Eric Stefani

Eric Stefani
Birth name Eric Matthew Stefani
Born June 17, 1967
Fullerton, California, United States
Origin Anaheim, California, United States
Genres Ska punk
Occupation(s) Keyboardist, songwriter, animator
Instruments Keyboard, synthesizer
Years active 1986–present
Labels Interscope, Trauma, Atlantic
Associated acts No Doubt, Gwen Stefani
Notable instruments
keyboard

Eric Matthew Stefani (born June 17, 1967) is an American musician, composer, writer and animator, best known as the founder and former member of the ska punk band No Doubt. He is the older brother of Gwen Stefani and is also a former animator on the animated sitcom The Simpsons.

Early life

Stefani attended Loara High School in Anaheim, California. He worked at a Dairy Queen with his sister Gwen and John Spence.[1] He studied animation at the California Institute of the Arts 1991.

Career

Eric, Gwen, and John formed the band No Doubt in 1986.[1] The group added several members, performing live shows at Fenders Ballroom in Long Beach. The group started writing original material, much of which Eric contributed. Eric left after the band's breakthrough album Tragic Kingdom was recorded. He and Gwen were nominated at the 1998 Grammy Awards for Song of the Year for "Don't Speak".[2]

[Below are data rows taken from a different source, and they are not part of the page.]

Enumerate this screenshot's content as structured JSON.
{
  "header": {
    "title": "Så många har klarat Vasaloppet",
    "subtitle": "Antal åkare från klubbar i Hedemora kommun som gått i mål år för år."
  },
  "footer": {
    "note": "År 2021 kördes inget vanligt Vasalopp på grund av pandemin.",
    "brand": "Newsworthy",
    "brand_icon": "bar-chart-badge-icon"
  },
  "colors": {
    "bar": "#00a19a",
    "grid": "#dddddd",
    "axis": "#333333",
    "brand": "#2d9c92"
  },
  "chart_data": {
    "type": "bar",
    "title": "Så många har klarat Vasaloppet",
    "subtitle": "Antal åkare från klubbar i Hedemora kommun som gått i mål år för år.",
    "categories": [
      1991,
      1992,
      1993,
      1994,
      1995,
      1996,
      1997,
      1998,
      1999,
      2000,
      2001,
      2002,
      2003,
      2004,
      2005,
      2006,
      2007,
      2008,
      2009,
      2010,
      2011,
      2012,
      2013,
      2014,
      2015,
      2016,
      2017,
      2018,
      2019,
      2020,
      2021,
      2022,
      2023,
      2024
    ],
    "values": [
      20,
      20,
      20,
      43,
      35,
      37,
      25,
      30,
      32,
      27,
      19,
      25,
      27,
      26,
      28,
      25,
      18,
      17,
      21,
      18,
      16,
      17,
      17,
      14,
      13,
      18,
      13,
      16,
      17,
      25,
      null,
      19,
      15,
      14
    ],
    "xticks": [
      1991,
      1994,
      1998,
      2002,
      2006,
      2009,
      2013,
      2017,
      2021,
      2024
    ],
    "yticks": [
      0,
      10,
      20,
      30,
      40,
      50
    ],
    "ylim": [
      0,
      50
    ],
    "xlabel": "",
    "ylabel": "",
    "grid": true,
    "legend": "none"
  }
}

Eric found time between Cypress College and the band to learn to work as a layout animator for Cartoon Director John Kricfalusi through contact with Lynne Naylor including Mighty Mouse: The New Adventures, The New Adventures of Beany and Cecil and the Troop Beverly Hills title sequence. Those jobs led Eric to work at The Bob Clampett Studio for Ruth Clampett, where he traced 35 mm film enlargements of original Bugs Bunny and Porky Pig animation frames to create sericels. During that time Clampett told Eric there was a new project upstairs called The Simpsons and that he should take a look.

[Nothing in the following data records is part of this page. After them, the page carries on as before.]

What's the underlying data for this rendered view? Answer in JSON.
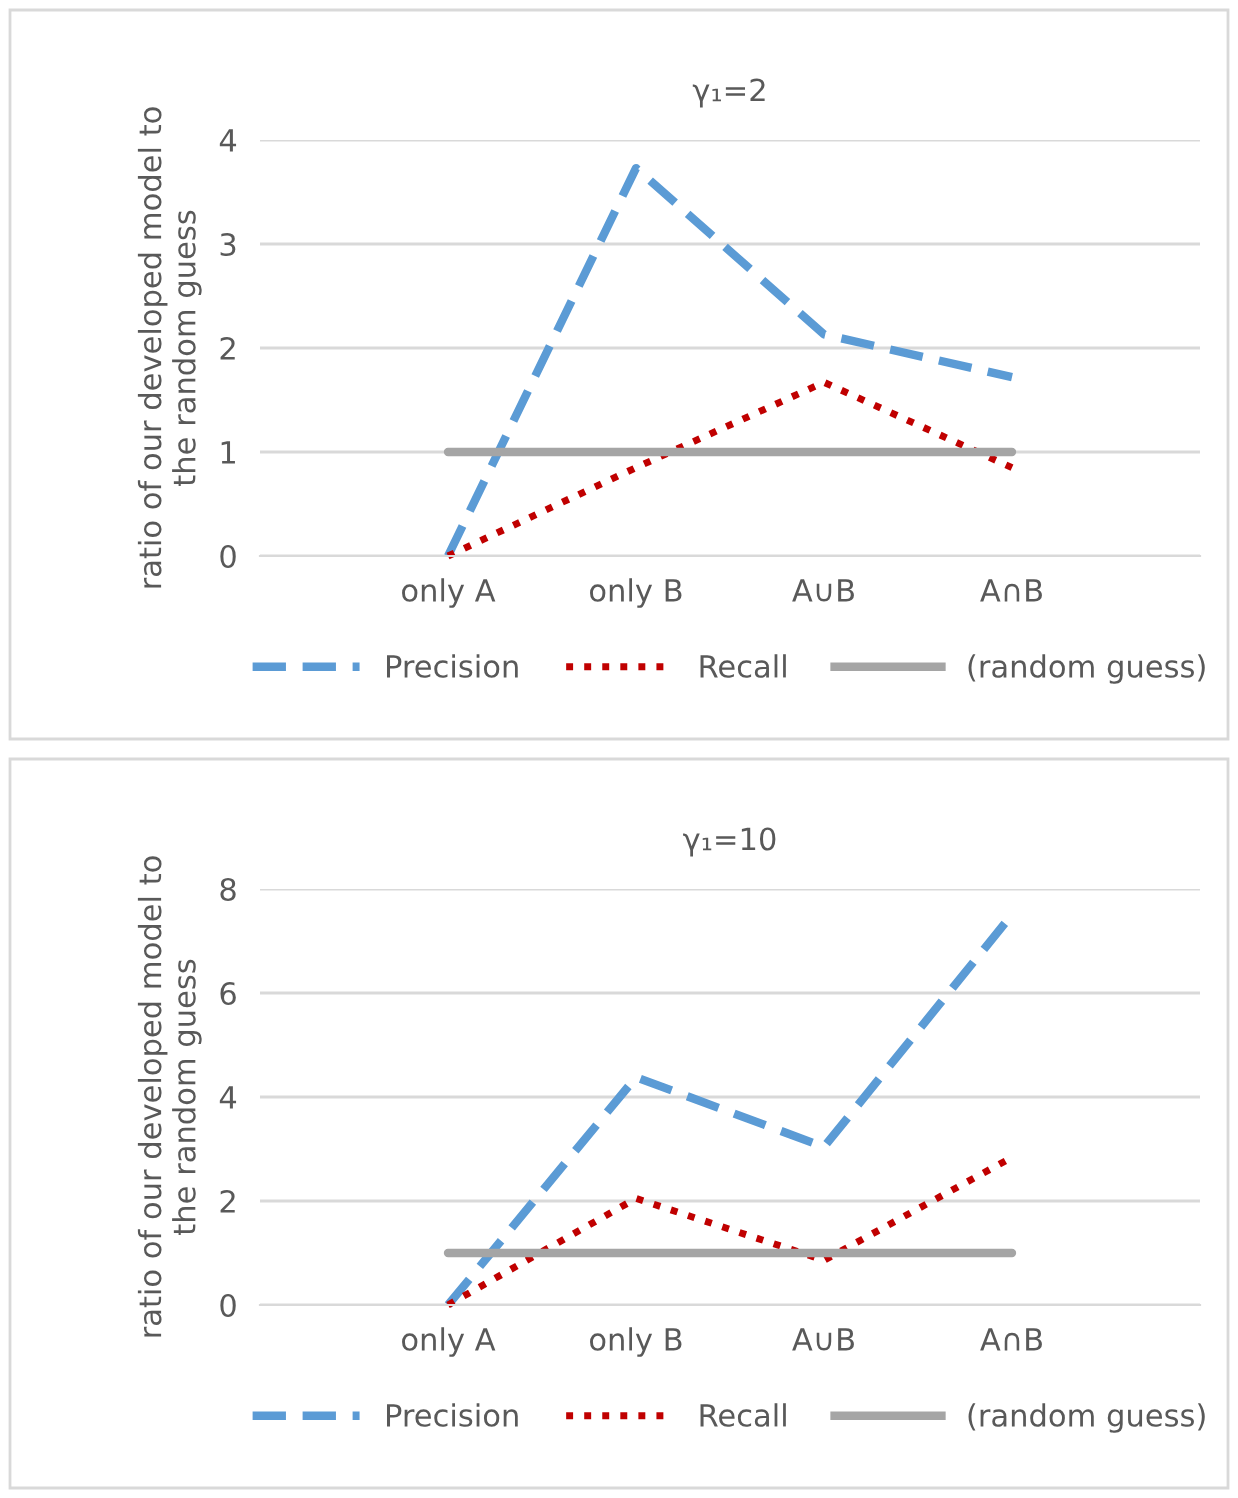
{
  "chart_data": [
    {
      "type": "line",
      "title": "γ₁=2",
      "ylabel": "ratio of our developed model to\nthe random guess",
      "categories": [
        "only A",
        "only B",
        "A∪B",
        "A∩B"
      ],
      "ylim": [
        0,
        4
      ],
      "yticks": [
        0,
        1,
        2,
        3,
        4
      ],
      "grid": "y",
      "legend": "bottom",
      "marker": "none",
      "series": [
        {
          "name": "Precision",
          "color": "#5b9bd5",
          "line_style": "dashed",
          "values": [
            0,
            3.73,
            2.13,
            1.72
          ]
        },
        {
          "name": "Recall",
          "color": "#c00000",
          "line_style": "dotted",
          "values": [
            0,
            0.85,
            1.67,
            0.85
          ]
        },
        {
          "name": "(random guess)",
          "color": "#a5a5a5",
          "line_style": "solid",
          "values": [
            1,
            1,
            1,
            1
          ]
        }
      ]
    },
    {
      "type": "line",
      "title": "γ₁=10",
      "ylabel": "ratio of our developed model to\nthe random guess",
      "categories": [
        "only A",
        "only B",
        "A∪B",
        "A∩B"
      ],
      "ylim": [
        0,
        8
      ],
      "yticks": [
        0,
        2,
        4,
        6,
        8
      ],
      "grid": "y",
      "legend": "bottom",
      "marker": "none",
      "series": [
        {
          "name": "Precision",
          "color": "#5b9bd5",
          "line_style": "dashed",
          "values": [
            0,
            4.38,
            3.04,
            7.51
          ]
        },
        {
          "name": "Recall",
          "color": "#c00000",
          "line_style": "dotted",
          "values": [
            0,
            2.05,
            0.86,
            2.84
          ]
        },
        {
          "name": "(random guess)",
          "color": "#a5a5a5",
          "line_style": "solid",
          "values": [
            1,
            1,
            1,
            1
          ]
        }
      ]
    }
  ]
}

Eric finished work on a short animation film titled "Frisbee" (2008), released June 27, 2008, and his most recent effort in a series of solo albums is Let's Ride Horses (2007). Pumpin' Water (2001), In Tune (2002), Land of Make Believe (2003), Jazz Circus (2005), The Best of ERIC STEFANI (2008). His last solo album On Time (2012).

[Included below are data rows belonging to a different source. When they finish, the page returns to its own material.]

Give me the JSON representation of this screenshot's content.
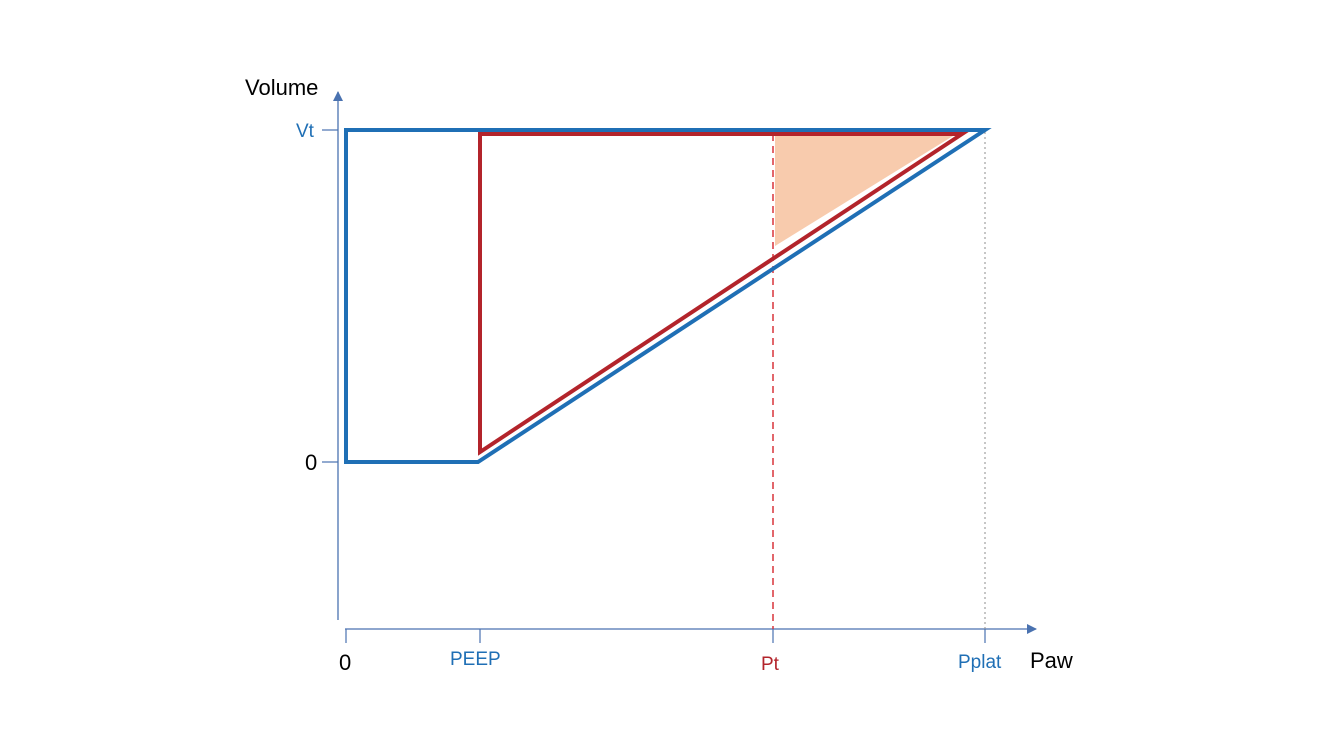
{
  "axes": {
    "y_label": "Volume",
    "x_label": "Paw",
    "y_ticks": {
      "vt": "Vt",
      "zero": "0"
    },
    "x_ticks": {
      "zero": "0",
      "peep": "PEEP",
      "pt": "Pt",
      "pplat": "Pplat"
    }
  },
  "colors": {
    "axis": "#4a72b0",
    "blue_loop": "#1f6fb5",
    "red_loop": "#b3242b",
    "shaded_area": "#f8cbad",
    "guide_gray": "#8c8c8c",
    "black_text": "#000000"
  }
}
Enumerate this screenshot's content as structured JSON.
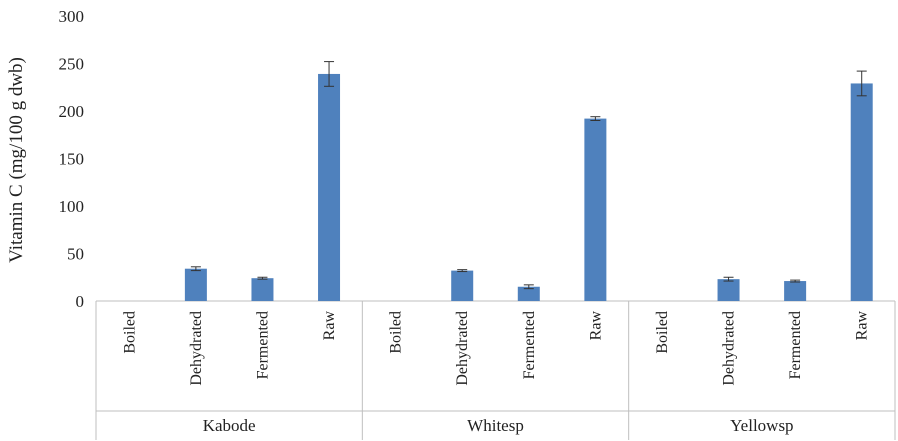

Currently Eric is working on short clips of animation that lip sync with the Original Soundtrack to "Willy Wonka and the Chocolate Factory" (1971). The project was to learn how to sync his animation with record dialogue and actors voices. You can see progress on Vimeo.

References

  1. 1.0 1.1 Vineyard, Jennifer. "Tunes and 'Toons". OC Weekly. February 26, 1998. Retrieved August 24, 2007.
  2. "List of Grammy award nominations". CNN. January 6, 1998. Retrieved January 11, 2007.